I am an eighty-year-old great-grandmother who really appreciated Mollie Wilson O'Reilly's article “Passing On the Alb” (September 11). When I was ten years old, I longed to serve at the altar with the boys who were my classmates in catechism class at a small rural parish. But it was strictly forbidden back then, and I was a “bad Catholic” for even asking. No man will ever know the depth of the pain that brought to my heart.

When I married and had children, I did not allow our two sons to be servers. I told them, “If your two sisters can't serve, you can't either.” They accepted it, and all four children grew up as advocates of allowing girl servers. After our children were grown, we were in a different parish, where I served as RCIA director for seventeen years. In that capacity I was often near the altar helping with the rites. That helped to ease that long-ago pain.
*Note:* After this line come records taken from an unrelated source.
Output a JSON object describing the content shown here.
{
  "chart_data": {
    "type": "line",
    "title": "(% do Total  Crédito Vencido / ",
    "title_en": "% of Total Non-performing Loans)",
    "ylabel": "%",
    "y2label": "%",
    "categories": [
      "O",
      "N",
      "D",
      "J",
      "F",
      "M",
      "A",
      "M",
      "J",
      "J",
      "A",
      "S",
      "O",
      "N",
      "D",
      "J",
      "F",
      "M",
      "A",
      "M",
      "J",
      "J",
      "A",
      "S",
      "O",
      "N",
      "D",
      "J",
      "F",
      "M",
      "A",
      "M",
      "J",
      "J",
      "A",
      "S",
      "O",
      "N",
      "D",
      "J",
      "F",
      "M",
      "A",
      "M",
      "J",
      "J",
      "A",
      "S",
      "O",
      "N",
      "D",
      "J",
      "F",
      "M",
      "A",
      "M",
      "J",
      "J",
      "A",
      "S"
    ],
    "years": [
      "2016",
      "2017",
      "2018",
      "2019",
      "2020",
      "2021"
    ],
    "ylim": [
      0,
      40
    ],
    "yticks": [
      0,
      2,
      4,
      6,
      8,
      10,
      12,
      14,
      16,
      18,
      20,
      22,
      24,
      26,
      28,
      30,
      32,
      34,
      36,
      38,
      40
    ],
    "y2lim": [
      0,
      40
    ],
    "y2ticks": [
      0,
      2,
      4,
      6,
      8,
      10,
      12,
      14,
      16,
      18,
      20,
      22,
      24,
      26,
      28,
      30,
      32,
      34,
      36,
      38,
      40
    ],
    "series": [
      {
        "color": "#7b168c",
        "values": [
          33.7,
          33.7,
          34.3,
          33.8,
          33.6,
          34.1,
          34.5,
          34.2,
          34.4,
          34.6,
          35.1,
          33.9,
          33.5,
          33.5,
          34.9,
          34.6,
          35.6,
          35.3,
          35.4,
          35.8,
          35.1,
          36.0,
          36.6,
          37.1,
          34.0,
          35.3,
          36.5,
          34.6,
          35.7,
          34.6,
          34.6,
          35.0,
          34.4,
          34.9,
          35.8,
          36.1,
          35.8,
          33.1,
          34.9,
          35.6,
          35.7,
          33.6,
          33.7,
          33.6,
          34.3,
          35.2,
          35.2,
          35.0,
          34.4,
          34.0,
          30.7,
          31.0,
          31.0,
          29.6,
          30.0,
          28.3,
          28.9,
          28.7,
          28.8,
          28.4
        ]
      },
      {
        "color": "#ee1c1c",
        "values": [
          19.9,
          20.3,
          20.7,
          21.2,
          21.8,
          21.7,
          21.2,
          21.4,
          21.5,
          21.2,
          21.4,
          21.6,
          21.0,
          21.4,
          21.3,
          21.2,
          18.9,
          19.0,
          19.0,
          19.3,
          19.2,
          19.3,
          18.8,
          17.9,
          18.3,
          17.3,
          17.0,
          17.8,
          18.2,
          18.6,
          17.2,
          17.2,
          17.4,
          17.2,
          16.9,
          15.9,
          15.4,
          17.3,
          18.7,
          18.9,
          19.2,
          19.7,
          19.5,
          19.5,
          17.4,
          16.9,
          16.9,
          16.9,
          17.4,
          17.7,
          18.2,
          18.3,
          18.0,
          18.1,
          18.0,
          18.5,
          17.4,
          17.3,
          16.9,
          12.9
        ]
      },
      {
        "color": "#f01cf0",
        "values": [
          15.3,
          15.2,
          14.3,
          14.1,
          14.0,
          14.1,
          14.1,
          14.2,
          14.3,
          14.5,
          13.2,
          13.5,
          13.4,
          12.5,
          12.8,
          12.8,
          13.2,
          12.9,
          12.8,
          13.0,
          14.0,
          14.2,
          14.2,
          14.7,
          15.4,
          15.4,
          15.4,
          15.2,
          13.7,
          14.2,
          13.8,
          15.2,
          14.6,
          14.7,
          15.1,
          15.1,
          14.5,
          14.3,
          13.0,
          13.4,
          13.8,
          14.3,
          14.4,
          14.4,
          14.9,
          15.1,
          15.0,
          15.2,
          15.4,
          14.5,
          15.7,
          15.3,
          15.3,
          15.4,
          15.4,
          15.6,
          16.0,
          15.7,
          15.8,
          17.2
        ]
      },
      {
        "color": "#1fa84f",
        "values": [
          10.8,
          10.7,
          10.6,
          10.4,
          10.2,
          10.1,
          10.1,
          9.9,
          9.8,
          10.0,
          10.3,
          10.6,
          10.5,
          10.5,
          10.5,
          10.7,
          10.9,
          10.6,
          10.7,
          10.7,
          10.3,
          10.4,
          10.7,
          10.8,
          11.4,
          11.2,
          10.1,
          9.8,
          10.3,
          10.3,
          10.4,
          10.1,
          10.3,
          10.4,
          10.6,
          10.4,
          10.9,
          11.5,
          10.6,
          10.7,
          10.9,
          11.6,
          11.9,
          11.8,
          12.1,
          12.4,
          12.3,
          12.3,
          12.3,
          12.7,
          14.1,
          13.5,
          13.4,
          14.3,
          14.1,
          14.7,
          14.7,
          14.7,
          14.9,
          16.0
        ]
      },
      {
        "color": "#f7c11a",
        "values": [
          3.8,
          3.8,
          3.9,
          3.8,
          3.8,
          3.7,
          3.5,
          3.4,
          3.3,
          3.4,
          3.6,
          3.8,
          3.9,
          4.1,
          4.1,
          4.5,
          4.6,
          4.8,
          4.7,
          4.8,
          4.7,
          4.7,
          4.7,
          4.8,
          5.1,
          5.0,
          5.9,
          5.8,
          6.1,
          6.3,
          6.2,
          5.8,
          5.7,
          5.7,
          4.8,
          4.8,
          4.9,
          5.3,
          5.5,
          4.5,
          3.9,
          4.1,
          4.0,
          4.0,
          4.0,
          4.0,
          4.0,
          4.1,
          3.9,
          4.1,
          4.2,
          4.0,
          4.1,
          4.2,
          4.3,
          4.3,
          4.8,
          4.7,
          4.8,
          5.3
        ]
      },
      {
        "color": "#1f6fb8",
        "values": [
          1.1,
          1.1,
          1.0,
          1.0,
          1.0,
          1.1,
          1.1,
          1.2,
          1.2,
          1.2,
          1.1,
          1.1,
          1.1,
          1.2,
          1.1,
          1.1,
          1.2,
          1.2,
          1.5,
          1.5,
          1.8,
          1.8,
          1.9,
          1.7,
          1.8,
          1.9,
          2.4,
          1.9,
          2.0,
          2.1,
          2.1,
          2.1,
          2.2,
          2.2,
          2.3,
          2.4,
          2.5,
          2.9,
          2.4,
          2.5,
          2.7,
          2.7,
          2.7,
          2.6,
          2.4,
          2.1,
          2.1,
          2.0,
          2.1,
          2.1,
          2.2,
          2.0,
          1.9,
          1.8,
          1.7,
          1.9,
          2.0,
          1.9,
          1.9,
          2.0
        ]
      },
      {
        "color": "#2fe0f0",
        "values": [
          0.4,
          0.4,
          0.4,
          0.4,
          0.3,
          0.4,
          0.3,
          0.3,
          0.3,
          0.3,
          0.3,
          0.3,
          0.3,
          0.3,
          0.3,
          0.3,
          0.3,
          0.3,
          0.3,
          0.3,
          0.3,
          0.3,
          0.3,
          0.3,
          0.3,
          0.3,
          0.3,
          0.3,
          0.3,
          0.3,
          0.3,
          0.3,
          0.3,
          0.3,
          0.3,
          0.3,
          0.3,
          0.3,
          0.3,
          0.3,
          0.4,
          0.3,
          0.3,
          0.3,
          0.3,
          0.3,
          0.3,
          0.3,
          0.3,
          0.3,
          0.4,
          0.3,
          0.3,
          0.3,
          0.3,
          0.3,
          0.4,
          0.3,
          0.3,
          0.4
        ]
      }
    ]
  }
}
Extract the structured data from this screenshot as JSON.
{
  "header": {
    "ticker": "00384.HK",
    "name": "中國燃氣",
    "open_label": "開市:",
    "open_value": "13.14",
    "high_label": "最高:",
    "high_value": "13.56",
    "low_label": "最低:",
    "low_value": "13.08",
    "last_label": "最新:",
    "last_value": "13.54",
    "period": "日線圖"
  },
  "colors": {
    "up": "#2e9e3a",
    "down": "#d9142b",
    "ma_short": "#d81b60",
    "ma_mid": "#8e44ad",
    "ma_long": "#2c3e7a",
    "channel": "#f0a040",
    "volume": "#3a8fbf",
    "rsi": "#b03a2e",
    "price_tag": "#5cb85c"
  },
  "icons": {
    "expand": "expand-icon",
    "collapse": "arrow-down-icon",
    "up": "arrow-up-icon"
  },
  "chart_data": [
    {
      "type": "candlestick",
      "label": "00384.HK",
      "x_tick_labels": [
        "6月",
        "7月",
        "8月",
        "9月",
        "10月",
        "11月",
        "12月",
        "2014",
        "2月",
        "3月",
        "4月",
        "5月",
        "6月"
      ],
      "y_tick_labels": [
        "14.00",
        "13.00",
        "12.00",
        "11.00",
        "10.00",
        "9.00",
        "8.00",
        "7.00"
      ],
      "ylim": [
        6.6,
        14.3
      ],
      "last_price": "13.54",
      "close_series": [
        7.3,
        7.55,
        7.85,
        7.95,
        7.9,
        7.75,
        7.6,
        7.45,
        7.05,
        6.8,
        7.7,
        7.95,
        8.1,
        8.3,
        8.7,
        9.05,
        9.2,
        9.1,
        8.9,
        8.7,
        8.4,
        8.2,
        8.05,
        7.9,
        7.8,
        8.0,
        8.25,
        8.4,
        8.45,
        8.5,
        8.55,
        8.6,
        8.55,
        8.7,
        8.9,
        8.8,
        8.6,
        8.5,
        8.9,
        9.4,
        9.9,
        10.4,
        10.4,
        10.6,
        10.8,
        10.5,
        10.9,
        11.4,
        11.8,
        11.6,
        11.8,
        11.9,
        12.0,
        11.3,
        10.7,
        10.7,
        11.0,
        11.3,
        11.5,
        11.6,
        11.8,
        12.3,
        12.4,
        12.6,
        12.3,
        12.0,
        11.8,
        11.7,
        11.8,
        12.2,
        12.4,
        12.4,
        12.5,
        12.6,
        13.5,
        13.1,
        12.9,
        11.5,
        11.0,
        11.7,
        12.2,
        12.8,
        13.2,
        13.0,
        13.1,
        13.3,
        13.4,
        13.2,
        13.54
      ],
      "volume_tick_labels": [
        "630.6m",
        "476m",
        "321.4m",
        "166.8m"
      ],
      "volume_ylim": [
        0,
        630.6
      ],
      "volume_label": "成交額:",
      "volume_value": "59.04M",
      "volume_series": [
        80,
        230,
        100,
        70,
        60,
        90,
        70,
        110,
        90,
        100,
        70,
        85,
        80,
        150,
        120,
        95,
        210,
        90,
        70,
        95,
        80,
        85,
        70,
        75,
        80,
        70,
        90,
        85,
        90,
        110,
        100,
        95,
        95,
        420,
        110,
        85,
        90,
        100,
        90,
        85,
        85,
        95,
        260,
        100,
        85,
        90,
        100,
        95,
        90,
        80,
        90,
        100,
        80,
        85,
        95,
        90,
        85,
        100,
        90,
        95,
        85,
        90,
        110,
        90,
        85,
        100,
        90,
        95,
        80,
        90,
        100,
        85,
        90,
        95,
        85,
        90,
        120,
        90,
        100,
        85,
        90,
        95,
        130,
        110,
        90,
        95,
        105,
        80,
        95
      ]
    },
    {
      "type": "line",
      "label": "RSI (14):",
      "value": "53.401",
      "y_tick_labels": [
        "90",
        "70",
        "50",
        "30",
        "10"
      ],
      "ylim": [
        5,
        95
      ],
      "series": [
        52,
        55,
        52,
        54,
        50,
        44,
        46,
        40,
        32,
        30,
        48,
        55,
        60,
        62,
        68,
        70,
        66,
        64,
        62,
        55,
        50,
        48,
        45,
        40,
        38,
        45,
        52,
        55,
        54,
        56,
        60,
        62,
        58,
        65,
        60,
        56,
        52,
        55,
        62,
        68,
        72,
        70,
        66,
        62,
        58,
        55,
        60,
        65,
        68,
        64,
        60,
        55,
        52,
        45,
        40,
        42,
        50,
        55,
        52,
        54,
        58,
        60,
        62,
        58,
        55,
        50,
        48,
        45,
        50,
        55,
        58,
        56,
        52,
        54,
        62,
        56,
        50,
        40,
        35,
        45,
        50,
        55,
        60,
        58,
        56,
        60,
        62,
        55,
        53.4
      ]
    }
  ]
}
By that time our parish had begun allowing girl servers, which made my heart glad.

During a local parish's Easter Vigil service last year, the pastor had an older woman carry the lighted Easter candle down the aisle in the darkened church. She walked beside the pastor who intoned “Light of Christ” three times. At the altar steps he took the candle and placed it in the holder. My heart sang for joy. Women and girls had finally arrived! In all my eighty years no one but the priest had ever carried in the Easter candle.